専門家の助言は、さまざまな決断をする上で、非常に参考になるでしょう。
遺伝カウンセリングでは、遺伝子疾患などに関して不安を持つ人に対し、根拠に基づく正確な情報を提供し、理解を深めるお手伝いをします。
その上で、どのような点に不安があるのかなど話をじっくりと聞き、専門的な知識を活かして問題が解決できるよう、心理的・社会的な支援を行います。
例えば、下記のような悩みに専門家が対応します。
- 赤ちゃんがXYY症候群であることがわかったが、どのような疾患なのか
- 家族に同じ疾患の人はいないのになぜなのか
遺伝カウンセリングは、新型出生前診断(NIPT)などの出生前診断を実施する前に受けるのがよいでしょう。
専門家のアドバイスを受けた上で、あなたとパートナーで、なぜ検査を受けるのか、そして結果をどう受け止め、その後はどう行動するのかを話し合うことが大切です。

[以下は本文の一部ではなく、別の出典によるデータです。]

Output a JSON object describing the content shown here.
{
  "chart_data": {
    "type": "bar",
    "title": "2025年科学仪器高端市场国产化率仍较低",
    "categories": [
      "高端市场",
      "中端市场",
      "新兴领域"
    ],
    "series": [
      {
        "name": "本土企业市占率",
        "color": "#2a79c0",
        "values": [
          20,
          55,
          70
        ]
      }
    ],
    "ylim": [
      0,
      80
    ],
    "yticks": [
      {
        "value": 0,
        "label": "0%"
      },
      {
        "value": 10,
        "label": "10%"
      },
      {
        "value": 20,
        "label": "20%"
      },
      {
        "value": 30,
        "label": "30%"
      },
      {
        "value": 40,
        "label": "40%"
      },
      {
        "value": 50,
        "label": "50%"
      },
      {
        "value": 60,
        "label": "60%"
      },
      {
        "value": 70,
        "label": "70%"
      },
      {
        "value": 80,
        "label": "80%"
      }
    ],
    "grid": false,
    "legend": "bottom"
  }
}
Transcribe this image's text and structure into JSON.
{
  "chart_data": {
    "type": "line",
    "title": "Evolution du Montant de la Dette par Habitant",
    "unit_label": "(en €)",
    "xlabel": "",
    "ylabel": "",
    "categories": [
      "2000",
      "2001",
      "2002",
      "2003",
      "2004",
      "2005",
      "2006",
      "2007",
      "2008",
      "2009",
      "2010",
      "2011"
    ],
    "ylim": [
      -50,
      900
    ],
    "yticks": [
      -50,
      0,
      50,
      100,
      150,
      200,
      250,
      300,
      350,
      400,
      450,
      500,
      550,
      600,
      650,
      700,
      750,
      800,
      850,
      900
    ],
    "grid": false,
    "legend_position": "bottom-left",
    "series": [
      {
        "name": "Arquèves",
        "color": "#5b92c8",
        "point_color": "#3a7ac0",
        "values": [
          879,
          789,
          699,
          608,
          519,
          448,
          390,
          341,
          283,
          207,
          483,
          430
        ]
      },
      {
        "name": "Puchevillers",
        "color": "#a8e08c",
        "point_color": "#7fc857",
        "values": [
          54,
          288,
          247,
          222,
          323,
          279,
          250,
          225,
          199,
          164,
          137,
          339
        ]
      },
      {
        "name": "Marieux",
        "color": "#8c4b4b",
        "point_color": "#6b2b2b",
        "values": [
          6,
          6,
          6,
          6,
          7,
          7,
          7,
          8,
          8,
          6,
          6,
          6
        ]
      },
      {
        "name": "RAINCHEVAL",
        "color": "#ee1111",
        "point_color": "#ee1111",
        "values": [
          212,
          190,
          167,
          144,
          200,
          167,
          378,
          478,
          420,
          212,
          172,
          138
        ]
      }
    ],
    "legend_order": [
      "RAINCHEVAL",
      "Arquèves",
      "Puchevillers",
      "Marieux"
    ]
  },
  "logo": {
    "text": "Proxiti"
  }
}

遺伝カウンセリングについてはこちらもご参考にしてください。
まとめ

性染色体異常であるXYY症候群は一般的に症状が軽度であり、通常の社会生活が送れます。
胎児がXYY症候群かどうかは一部の出生前診断により判別できます。
出生前診断を受ける際は、事前に遺伝子カウンセリングを受け、遺伝子疾患に対する正しい知識を持つことが大切です。
その上で、パートナーとしっかりと話し合い、専門家の助力も得ながら疾患と向き合ってください。